FIG. 6A depicts crossed-dipole waveforms at a depth X50 in a
borehole penetrating a slow formation, taken with an eight-receiver
array, with 0.5 ft (0.152 m) spacing between the receivers. FIG. 6B
shows a contour plot of slowness versus time for the crossed-dipole
waveforms shown in FIG. 6A. The slowness versus time is obtained
from STC processing of the crossed-dipole waveforms. FIG. 6C shows
a log produced by STC processing of crossed-dipole waveform data
for the borehole of FIG. 6A for depths X30 to X90. The track 600
represents slowness as a function of depth.

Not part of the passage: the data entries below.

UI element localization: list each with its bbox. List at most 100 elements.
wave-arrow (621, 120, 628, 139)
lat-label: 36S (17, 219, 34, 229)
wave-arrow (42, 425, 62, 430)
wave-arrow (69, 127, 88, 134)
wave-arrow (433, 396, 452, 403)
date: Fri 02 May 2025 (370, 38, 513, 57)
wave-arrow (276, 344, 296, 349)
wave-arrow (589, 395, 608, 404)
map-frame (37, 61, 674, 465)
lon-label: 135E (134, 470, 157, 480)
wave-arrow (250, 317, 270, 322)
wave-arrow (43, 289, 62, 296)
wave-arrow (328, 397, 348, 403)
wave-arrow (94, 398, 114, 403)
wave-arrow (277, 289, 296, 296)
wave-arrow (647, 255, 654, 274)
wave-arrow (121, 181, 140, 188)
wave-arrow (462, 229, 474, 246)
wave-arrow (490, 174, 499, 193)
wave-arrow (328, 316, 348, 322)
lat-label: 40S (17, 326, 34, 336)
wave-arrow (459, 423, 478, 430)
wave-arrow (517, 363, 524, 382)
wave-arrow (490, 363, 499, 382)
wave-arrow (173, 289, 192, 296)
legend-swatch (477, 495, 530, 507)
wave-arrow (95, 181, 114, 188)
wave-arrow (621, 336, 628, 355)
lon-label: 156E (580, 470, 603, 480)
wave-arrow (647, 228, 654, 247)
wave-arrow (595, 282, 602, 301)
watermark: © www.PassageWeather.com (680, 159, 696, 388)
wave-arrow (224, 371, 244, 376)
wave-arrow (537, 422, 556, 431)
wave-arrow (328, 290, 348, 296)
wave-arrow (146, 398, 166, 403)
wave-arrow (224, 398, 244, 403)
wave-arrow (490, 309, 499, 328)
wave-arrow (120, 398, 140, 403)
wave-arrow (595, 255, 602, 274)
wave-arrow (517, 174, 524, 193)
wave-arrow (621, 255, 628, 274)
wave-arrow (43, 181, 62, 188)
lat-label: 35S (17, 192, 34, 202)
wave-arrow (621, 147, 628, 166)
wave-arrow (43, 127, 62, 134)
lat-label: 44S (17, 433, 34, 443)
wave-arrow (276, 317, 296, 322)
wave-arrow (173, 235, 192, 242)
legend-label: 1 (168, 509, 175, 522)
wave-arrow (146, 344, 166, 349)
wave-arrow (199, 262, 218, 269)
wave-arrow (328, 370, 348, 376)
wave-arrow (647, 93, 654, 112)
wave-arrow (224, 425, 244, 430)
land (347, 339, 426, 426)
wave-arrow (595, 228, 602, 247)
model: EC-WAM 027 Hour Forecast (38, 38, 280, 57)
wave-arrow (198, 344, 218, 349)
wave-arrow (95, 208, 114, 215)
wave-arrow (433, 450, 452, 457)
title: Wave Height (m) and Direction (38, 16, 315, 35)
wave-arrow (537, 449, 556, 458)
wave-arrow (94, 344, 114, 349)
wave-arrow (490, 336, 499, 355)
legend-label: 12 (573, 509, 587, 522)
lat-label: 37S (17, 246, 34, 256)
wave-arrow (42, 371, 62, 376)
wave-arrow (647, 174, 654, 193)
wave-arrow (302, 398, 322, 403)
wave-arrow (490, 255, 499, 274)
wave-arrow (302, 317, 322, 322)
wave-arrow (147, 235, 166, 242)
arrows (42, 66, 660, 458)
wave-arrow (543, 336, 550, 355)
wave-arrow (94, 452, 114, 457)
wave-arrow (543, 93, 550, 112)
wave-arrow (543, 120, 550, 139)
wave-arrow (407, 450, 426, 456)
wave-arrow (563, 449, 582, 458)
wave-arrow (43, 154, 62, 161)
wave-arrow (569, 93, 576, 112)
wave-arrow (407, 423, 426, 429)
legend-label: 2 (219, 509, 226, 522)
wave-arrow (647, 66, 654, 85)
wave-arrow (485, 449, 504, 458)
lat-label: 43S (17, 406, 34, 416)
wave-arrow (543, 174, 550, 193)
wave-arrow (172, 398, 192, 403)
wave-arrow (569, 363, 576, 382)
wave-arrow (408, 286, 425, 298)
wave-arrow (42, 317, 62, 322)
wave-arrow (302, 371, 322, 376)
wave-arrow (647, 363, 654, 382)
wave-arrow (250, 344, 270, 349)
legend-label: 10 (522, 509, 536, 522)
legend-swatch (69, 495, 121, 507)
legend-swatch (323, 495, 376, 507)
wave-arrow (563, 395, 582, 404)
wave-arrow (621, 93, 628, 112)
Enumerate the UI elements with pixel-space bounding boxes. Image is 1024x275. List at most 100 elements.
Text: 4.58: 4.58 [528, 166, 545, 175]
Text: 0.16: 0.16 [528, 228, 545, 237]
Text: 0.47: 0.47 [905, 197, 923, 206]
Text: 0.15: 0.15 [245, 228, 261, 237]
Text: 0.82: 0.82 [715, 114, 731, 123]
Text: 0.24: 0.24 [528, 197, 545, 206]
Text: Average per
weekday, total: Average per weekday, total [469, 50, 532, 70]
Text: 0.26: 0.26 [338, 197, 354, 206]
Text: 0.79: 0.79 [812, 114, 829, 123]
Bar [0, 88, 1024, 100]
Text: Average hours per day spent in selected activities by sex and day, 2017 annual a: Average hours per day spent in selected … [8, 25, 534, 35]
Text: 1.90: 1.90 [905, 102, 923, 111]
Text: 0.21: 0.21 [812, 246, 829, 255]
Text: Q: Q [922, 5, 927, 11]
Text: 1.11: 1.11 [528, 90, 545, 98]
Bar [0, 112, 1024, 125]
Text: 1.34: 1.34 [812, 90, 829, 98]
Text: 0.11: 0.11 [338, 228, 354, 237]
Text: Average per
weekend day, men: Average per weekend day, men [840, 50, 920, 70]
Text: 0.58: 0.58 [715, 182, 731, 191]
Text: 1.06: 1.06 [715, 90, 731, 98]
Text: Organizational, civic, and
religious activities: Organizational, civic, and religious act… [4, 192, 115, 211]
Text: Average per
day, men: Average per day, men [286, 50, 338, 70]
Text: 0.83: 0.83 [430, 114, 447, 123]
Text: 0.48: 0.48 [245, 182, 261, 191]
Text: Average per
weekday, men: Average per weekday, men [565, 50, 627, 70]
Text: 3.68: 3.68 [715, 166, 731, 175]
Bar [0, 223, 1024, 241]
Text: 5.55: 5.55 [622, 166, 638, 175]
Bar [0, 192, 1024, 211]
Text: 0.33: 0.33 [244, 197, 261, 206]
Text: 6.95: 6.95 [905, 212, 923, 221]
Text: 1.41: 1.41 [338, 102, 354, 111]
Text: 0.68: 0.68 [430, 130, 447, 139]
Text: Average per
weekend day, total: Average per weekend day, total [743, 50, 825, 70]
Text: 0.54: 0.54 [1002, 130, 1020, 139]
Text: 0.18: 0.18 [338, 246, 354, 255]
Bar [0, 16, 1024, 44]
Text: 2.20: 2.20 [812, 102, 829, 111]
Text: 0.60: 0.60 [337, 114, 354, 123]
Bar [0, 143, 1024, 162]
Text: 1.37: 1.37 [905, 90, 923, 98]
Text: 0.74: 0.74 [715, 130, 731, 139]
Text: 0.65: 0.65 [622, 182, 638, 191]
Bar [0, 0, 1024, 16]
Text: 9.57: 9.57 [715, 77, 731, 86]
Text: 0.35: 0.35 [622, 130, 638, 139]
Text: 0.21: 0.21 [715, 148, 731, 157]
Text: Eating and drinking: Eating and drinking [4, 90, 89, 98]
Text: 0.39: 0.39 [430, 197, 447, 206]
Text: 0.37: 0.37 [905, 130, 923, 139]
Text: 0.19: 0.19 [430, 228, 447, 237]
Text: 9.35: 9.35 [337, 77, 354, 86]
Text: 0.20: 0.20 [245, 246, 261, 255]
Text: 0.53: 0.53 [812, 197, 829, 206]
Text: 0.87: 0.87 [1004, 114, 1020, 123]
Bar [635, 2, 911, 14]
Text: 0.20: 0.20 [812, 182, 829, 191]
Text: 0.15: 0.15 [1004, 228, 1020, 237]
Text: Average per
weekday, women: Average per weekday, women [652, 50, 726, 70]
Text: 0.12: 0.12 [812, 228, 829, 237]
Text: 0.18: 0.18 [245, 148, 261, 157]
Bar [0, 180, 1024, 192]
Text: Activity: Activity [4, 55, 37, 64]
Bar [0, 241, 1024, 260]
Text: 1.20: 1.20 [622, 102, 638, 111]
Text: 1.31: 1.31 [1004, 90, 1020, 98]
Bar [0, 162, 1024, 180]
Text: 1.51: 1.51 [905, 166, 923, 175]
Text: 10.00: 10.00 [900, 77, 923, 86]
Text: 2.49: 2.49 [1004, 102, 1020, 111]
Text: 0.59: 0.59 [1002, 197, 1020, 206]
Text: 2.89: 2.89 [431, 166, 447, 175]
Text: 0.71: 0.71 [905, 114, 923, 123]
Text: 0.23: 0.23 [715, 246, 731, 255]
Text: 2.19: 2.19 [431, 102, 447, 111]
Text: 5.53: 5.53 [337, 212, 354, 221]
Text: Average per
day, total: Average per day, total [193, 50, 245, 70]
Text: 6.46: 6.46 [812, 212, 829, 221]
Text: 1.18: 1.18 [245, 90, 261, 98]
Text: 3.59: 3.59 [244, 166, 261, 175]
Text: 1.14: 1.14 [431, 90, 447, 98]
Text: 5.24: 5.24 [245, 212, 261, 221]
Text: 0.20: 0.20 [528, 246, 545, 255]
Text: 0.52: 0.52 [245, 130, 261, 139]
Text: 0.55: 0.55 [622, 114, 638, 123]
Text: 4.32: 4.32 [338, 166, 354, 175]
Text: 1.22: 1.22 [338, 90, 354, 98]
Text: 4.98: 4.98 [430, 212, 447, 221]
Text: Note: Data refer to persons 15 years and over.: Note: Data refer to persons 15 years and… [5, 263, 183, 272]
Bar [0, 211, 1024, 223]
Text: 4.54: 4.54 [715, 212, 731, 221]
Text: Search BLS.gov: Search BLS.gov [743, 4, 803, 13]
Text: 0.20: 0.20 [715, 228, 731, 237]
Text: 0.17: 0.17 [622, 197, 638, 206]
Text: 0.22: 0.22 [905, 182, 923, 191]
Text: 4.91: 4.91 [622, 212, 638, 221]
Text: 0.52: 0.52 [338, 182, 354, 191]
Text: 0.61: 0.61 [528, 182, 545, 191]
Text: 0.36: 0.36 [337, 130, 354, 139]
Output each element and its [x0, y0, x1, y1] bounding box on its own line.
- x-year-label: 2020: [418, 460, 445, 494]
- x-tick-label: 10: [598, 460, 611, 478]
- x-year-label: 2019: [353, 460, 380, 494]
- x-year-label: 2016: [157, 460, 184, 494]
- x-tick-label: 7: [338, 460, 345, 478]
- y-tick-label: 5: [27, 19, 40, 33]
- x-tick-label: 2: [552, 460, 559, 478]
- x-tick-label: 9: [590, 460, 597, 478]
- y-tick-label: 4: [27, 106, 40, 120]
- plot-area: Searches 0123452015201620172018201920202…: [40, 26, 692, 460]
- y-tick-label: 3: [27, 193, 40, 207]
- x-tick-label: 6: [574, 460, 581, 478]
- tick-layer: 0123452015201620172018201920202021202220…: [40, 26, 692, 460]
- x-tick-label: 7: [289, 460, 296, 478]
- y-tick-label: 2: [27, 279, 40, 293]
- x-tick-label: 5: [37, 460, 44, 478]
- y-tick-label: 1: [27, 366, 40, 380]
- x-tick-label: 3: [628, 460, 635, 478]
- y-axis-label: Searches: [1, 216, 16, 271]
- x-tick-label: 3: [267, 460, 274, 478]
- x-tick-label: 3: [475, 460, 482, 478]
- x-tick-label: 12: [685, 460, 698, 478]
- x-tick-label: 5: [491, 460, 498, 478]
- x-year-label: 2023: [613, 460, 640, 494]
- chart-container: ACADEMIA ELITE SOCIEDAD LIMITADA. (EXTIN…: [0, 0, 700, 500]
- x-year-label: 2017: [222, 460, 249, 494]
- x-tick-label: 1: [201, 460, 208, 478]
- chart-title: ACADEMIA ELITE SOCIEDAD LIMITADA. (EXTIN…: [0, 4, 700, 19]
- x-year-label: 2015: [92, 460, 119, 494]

[0028] Once the far-field and near-wellbore slownesses are
determined, the process for distinguishing between intrinsic and
stress-induced anisotropy is quite simple. As previously mentioned,
this involves comparing the far-field and near-wellbore slownesses
in the fast-shear and slow-shear directions (208 in FIG. 2A). The
test is illustrated in FIG. 2B. A depth of the formation is
selected (208a). For the selected depth, if the fast-shear slowness
in the far-field (low frequency) is less than the slow-shear
slowness in the far-field (208b) and if the fast-shear slowness in
the near-wellbore (high frequency) is less than the slow-shear
slowness in the near-wellbore (208c), then the formation at the
selected depth is marked as having intrinsic anisotropy. For the
selected depth, if the fast-shear slowness in the far-field (low
frequency) is less than the slow-shear slowness in the far-field
(208b) and if the fast-shear slowness in the near-wellbore (high
frequency) is greater than the slow-shear slowness in the
near-wellbore (208d), then the formation at the selected depth is
marked as having stress-induced anisotropy. It follows from the
above that the selected interval of the formation is isotropic if
the fast-shear slowness and slow-shear slowness in the far-field
are the same and if the fast-shear slowness and slow-shear slowness
in the near-wellbore are the same. The method may also include
marking a selected depth of the formation as having isotropic
anisotropy.
[0029] The invention typically provides the following advantages.
The method allows continuous processing of crossed-dipole waveform
data to characterize shear wave formation anisotropy. Shear wave
formation anisotropy can be characterized without advanced
dispersion analysis. The fast-shear and slow-shear slownesses in a
stressed-induced anisotropic zone are proportional to the minimum
and maximum horizontal stress, which allows for quantification of
these stresses. This allows for three-dimensional stress inversion
modeling for reservoir stimulation, drilling optimization, and
hydraulic fracture stimulation.
[0030] While the invention has been described with respect to a
limited number of embodiments, those skilled in the art, having
benefit of this disclosure, will appreciate that other embodiments
can be devised which do not depart from the scope of the invention
as disclosed herein. Accordingly, the scope of the invention should
be limited only by the attached claims.